Association between exposure to political violence and intimate-partner violence in the occupied Palestinian territory: a cross-sectional study
Background: Intimate-partner violence might increase during and after exposure to collective violence. We assessed whether political violence was associated with male-to-female intimate-partner violence in the occupied Palestinian territory.
Methods: A nationally representative, cross-sectional survey was done between Dec 18, 2005, and Jan 18, 2006, by the Palestinian Central Bureau of Statistics. 4156 households were randomly selected with a multistage random cluster design, from which 3815 ever-married women aged 15—64 years were identified. We restricted our analysis to presently married women (n=3510, 92% participation rate), who completed a short version of the revised conflict tactics scales and exposure to political violence inventory. Exposure to political violence was characterised as the husband’s direct exposure, his indirect exposure via his family’s experiences, and economic effects of exposure on the household. We used adjusted multinomial logistic regression models to estimate odds ratios (ORs) for association between political violence and intimate-partner violence.

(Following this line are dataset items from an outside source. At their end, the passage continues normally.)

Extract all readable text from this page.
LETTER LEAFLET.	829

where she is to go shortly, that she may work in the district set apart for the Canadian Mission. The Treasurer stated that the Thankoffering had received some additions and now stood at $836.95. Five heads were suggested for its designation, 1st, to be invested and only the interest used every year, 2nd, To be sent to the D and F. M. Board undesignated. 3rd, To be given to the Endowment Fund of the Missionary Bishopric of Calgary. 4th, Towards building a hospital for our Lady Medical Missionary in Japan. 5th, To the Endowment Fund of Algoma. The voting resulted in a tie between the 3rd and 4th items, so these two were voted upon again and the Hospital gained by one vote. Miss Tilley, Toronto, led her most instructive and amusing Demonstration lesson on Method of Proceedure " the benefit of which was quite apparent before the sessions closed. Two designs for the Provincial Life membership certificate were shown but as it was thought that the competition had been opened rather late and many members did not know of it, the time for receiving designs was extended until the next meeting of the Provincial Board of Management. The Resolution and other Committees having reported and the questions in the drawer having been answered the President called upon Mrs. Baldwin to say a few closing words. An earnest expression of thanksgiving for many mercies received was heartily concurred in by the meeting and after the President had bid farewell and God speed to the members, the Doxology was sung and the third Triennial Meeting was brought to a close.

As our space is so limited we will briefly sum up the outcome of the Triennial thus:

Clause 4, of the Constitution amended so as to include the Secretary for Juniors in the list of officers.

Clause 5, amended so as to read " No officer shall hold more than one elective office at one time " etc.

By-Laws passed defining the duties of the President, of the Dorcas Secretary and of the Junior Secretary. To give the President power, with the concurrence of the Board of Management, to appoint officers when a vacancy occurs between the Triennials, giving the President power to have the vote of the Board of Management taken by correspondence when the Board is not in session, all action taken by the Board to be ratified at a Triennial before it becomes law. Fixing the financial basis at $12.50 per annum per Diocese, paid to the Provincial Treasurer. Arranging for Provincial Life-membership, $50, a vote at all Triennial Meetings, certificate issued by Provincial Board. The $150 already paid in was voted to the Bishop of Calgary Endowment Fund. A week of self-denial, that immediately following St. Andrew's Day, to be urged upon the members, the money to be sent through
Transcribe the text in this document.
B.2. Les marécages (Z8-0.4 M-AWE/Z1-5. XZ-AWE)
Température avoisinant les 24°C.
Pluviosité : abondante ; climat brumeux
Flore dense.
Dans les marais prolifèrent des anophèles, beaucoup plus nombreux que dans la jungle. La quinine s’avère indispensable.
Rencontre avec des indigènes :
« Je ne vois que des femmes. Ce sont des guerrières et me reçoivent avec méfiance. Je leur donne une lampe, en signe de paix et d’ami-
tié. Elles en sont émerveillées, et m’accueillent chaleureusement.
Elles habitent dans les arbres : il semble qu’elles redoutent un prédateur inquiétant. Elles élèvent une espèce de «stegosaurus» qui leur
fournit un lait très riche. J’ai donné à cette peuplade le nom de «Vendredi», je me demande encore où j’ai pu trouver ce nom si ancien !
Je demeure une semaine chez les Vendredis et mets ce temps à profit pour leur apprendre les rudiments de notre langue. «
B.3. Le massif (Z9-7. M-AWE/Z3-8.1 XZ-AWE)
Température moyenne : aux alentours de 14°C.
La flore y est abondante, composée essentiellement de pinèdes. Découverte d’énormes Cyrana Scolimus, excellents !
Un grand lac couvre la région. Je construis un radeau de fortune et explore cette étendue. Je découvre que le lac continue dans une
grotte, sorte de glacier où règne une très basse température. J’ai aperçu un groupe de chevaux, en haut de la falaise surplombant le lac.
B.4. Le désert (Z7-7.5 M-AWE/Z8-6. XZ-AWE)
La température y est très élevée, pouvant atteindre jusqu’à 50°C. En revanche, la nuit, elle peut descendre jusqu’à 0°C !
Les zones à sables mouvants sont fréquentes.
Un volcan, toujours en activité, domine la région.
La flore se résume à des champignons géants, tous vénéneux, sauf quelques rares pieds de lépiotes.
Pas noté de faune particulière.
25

Findings: Political violence was significantly related to higher odds of intimate-partner violence. ORs were 1·89 (95% CI 1·29—2·76) for physical and 2·23 (1·49—3·35) for sexual intimate-partner violence in respondents whose husbands were directly exposed to political violence compared with those whose husbands were not directly exposed. For women whose husbands were indirectly exposed, ORs were 1·61 (1·25—2·07) for physical and 1·97 (1·49—2—60) for sexual violence, compared with those whose husbands were not indirectly exposed. Economic effects of exposure were associated with increased odds of intimate-partner violence in the Gaza Strip only. Interpretation: Because exposure to political violence is associated with increased odds of intimate-partner violence, and exposure to many traumas is associated with poor health, a range of violent exposures should be assessed when establishing the need for psychosocial interventions in conflict settings.